言葉に反応する前に、どういう意味かと問いかける前に、管理人さんは続け様に話し出す。
「実は、淵さんにもし瀬戸さんが訪ねてくる所に遭ったら、エントランスに通して欲しい。と言われているのです」
「それって、私の事管理人さんは知らない……ですよね?」
「ええ、もちろん。それは淵さんにだって分かっていた筈なのですが、どうしてもと仰るものですから形だけですが了承したのです。
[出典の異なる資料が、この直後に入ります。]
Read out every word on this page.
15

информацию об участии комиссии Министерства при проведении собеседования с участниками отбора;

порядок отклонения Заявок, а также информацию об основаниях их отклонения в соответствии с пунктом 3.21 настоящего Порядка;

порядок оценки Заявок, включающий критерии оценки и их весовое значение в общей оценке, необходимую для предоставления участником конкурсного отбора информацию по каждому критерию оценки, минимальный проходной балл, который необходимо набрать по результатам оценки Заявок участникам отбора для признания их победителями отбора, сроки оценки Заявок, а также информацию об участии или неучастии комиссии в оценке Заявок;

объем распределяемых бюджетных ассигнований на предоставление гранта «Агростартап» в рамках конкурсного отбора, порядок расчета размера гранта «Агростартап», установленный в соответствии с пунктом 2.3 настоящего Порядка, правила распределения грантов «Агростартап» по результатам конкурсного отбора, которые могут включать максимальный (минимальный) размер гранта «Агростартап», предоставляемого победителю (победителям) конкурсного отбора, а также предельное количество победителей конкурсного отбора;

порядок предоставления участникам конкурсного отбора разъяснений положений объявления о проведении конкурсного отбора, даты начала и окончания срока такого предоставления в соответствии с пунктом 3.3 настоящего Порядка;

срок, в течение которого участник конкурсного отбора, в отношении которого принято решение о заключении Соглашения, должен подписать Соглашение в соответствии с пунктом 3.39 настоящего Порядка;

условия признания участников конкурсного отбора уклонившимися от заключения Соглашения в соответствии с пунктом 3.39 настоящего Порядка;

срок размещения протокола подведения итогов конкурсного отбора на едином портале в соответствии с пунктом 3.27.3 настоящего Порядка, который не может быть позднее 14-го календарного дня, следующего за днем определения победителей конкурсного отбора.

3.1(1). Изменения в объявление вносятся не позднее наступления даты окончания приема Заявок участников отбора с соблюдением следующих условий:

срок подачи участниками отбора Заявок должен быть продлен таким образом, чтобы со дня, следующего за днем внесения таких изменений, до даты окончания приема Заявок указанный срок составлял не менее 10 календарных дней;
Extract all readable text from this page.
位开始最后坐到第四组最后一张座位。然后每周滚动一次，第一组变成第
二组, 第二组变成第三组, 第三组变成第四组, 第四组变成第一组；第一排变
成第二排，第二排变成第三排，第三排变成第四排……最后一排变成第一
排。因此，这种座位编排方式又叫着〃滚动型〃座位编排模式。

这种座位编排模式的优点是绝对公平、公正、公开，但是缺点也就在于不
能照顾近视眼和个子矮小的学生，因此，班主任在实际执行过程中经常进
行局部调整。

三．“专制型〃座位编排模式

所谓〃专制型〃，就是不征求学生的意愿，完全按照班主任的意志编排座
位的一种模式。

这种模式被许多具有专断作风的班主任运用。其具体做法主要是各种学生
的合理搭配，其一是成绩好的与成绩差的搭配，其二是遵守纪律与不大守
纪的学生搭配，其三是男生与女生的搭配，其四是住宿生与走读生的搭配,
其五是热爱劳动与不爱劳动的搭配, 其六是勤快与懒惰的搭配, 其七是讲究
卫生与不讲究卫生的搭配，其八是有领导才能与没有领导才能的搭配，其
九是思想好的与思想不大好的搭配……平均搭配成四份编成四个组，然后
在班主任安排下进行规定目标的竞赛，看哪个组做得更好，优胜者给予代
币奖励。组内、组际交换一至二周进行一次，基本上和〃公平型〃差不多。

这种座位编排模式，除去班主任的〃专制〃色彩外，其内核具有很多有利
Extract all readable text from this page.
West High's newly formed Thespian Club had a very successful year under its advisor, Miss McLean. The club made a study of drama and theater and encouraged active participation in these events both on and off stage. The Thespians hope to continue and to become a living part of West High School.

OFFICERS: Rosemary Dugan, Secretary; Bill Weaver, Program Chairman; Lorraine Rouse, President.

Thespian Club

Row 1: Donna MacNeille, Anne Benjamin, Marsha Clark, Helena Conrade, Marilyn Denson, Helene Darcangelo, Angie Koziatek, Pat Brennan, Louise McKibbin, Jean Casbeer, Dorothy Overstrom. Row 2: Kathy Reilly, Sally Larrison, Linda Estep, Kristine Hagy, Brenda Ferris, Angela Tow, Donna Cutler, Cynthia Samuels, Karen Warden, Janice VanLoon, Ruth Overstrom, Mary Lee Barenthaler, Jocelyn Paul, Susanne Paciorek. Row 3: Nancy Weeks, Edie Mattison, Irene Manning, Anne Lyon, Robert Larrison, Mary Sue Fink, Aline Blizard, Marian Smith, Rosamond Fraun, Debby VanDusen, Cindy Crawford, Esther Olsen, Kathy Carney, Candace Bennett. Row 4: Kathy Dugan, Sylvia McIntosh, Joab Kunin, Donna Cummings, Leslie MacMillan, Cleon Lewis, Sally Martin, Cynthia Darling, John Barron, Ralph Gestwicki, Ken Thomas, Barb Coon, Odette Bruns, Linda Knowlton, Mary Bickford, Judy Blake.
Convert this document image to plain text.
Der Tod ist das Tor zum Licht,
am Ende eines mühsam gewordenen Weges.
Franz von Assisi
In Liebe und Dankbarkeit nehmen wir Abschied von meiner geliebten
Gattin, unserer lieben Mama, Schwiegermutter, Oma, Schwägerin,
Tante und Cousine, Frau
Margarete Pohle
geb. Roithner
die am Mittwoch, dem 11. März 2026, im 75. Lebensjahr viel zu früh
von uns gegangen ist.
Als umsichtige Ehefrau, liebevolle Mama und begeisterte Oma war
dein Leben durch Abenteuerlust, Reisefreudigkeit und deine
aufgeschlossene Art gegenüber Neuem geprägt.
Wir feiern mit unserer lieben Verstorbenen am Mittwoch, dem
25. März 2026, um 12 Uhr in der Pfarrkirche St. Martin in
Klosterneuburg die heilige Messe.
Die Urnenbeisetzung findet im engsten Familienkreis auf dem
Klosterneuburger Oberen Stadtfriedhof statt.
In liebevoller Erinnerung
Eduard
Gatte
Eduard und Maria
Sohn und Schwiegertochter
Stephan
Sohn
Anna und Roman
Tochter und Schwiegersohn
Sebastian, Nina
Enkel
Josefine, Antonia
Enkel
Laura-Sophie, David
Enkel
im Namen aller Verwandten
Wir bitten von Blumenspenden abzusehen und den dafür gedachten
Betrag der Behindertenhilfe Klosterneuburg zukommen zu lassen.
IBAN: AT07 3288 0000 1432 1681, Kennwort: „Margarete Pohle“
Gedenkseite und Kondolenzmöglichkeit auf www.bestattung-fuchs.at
まさか実際にお会いすることになるとは思いませんでしたが」
と、目元の皺を一層深めて何処か感慨深げに笑う。
そうして管理人さんは、私が頼まずともエントランスのドアを開ける作業に入る。
「あの……管理人さんと淵くんってどういう関係なんでしょうか?」
一住人に対しての行動だけにしては、入れ込んでいるような気がして問いかけるも、管理人さんは笑い飛ばすように言った。
「どんな関係も何も、そのままの関係ですよ」
管理人と住人だと主張をする。
その時軽快な電子音が響いて扉は開けられた。
「ただ、あの子は殆ど我儘を言わないし優しい子だから放って置けないんです」
「え?」
「梢ちゃんに代わって、あの子の事よろしくお願いしますね」
「えっ?あの……!!」
引き止めようとするよりも前に柔らかく私に微笑み、踵を返していく。
追いたくなる気持ちもあったけれど、開けて貰った扉をまた閉ざしてしまえば本末転倒だと理性がそれを抑制する。
「……」
結果として管理人さんが去っていくのを見送ってから、私はエレベーターへと乗り込んだ。